Die anthropologischen – oder besser anthopogenen – Einsichten und Daten eines Dieter Nuhr scheinen auch bisweilen andere zu sein, als die mir bekannten.
Gerade im Nuhr2023-Jahresrückblick (2023-12-21; 22:30; ARD) geht der immer noch polemisch mit dem »austrocknenden Mittelmeer« reüssieren.
»Wenn die Meeresspiegel wegen des Klimawandels steigen, kann der Meeresspiegel am Mittelmeer doch nicht fallen. Dann müsse man beim Weg in den Atlantik ja bergauf fahren«, so inetwa aus dem Gedächtnis zitert.
Man möchte durch den Fernseher brüllen: Ja! Genau dàs passiert dort! Hat man dich nicht zwischenzeitlich darüber aufgeklärt, dass du immer noch darüber polemisierst? Unter anderem wegen des Klimawandels, der steigenden Erwärmung des Meeres und der Wasserentnahme der Anrainer ist die Verdunstung größer, als dass die Flüsse und der Atlantik noch mit dem Nachfüllen hinterherkommen. Und selbstverständlich trocknet das Mittelmeer (und das Schwarze gleich mit) nicht so schnell aus wie deine auf der Fensterbank vergessene Topfblume. Es geht um klimatologisch langfristige Prozesse.
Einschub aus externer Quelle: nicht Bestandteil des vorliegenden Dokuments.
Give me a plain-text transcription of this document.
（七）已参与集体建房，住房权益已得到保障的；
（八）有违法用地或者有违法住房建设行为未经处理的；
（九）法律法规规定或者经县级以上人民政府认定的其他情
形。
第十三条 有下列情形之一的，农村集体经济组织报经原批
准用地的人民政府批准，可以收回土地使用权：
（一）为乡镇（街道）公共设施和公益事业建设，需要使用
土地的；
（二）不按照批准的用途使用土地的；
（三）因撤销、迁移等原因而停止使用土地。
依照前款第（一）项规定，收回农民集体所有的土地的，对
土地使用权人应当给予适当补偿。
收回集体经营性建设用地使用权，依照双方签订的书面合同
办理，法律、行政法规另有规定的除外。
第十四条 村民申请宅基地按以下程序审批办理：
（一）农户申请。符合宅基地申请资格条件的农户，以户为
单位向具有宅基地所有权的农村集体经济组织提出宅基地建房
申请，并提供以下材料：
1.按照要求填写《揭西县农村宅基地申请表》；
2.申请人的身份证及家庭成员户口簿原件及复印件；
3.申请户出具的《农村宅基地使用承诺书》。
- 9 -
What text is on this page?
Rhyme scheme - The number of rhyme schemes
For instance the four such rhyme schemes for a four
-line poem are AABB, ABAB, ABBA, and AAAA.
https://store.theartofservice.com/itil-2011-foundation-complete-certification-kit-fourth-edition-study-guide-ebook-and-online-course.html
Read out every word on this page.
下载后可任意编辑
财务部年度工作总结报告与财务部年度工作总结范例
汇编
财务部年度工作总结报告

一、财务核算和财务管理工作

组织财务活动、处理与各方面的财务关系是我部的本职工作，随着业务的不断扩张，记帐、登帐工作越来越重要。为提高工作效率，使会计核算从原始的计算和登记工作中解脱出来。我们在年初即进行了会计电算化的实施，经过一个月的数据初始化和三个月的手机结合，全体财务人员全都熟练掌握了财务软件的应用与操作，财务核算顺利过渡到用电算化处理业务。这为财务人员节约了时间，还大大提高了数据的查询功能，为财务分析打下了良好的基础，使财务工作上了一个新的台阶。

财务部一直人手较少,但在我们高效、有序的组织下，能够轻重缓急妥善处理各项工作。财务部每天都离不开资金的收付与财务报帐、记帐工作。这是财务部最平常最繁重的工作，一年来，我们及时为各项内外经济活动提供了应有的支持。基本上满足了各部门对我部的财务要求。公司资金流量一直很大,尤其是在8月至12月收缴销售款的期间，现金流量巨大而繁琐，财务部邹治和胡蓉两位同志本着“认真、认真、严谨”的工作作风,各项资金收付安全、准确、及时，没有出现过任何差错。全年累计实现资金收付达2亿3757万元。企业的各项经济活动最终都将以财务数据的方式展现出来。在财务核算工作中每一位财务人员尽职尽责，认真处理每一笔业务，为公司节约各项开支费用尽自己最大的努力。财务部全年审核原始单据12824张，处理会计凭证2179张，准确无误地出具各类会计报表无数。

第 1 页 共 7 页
Die sind nichtmal neu: Das Mittelmeer hat immer schon einen Wasserbilanzdefizit, darum ja die Strömung bei Gibraltar (wie jeder weiß, der »Das Boot« gesehen hat). Wenn die aber zunimmt, ist das alleine ein Indiz für den technisch zu verstehenden Begriffs der Austrockung des Mittelmeers. Wenn’s der Atlantik bei Spanien und Algerien mit dem Nachfüllen noch schafft, werden nach Osten die Küstenbereiche langfristig wachsen. Einschließlich des Risikos eines verlandenden Venedigs. Acqua alta werden dereinst nur noch die Alten kennen. Da helfen auch die umgebenden Flüsse nicht viel.
Warum also dieser, auch noch wiederholt, völlig überflüssige und so leicht widerlegbare Versuch eines faktischen Nicht-Witzes?